Effective altruism is defined by the Centre for Effective Altruism as “an intellectual project, using evidence and reason to figure out how to benefit others as much as possible, and taking action on that basis.” Much has shifted since the movement was established in the 2000s based on the work of philosophers Peter Singer, Toby Ord and Will MacAskill. Since then, organizations have sprung up to help Silicon Valley billionaires (e.g. Elon Musk, Peter Thiel, and Sam Bankman-Fried) find the most cost-effective ways to ‘improve the world’.
TESCREAL is a neologism proposed by computer scientist Timnit Gebru and philosopher Émile P. Torres. An acronym, it stands for Transhumanism, Extropianism, Singularitarianism, Cosmism, Rationalists, Effective Altruism, and Longtermism. Gebru and Torres argue that these ideologies should be treated as an "interconnected and overlapping" group with shared origins.
The colonial history of human rights frameworks and institutions has been the preoccupation of several scholars such as Irene Watson, Upendra Baxi and Jessica Whyte. Jessica Whyte’s (2019) book, The Morals of the Market, details how neoliberal thinkers co-opted human rights by tying it fundamentally to the free market, and using it as a weapon against anticolonial projects all over the world. There are numerous case studies of parts of the world that have been abandoned by international law and ravaged by the World Bank, IMF, UN agencies, and international NGOs in the name of development (like Sri Lanka/Illanai where I was born).
Caste is a system that consists of graded levels of alleged purity and places people within a certain hierarchy—leaving those in the lowest tier, called “Dalit” or “untouchable”, subject to abuse, attacks, and systemic social exclusion. It has existed for over 3000 years and predates colonialism. Caste oppression is not exclusive to Hinduism or South Asia and is found in South America, Asia, and Africa.

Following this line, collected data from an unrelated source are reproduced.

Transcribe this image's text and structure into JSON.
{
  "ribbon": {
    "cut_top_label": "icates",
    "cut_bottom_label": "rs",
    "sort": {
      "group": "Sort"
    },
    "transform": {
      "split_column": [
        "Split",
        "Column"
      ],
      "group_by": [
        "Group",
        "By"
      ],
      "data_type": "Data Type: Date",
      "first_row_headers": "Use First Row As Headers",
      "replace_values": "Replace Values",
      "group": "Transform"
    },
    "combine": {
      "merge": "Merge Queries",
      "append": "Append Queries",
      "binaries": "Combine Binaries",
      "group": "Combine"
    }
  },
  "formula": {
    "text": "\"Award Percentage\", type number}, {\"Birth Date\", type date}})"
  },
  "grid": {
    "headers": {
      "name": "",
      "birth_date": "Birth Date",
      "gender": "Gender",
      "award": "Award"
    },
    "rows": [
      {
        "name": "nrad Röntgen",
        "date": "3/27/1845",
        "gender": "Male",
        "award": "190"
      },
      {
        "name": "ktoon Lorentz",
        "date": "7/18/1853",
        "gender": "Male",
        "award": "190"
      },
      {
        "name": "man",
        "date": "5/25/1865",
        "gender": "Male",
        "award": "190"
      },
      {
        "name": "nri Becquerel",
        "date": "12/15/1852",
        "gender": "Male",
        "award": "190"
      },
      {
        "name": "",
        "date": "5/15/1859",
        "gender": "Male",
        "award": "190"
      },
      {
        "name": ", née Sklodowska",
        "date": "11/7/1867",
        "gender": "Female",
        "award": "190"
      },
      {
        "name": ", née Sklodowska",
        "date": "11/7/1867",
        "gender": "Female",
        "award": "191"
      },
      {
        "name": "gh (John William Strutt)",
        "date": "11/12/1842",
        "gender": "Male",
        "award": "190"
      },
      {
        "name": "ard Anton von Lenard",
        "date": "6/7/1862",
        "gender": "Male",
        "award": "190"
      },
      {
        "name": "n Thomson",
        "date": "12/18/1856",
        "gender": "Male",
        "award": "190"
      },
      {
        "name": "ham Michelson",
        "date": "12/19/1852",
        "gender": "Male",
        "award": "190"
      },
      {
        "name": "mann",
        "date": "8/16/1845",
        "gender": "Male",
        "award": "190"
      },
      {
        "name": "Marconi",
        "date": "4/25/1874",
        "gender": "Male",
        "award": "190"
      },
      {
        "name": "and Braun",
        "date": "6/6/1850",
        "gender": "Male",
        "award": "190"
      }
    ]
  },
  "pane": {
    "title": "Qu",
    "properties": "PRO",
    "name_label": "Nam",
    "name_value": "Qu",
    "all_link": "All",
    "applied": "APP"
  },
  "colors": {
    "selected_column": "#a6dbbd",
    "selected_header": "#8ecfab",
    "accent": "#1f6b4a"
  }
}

Well documented limitations of technology policy include the capture of the policy processes and government by corporations and wealthy individuals, its inability to keep pace with new tech development, the ineffectiveness of self-regulation and co-regulation, and inability to create and enforce regulation within a hostile state, and the challenge of enforcing regulations on multi-national corporations across jurisdictions.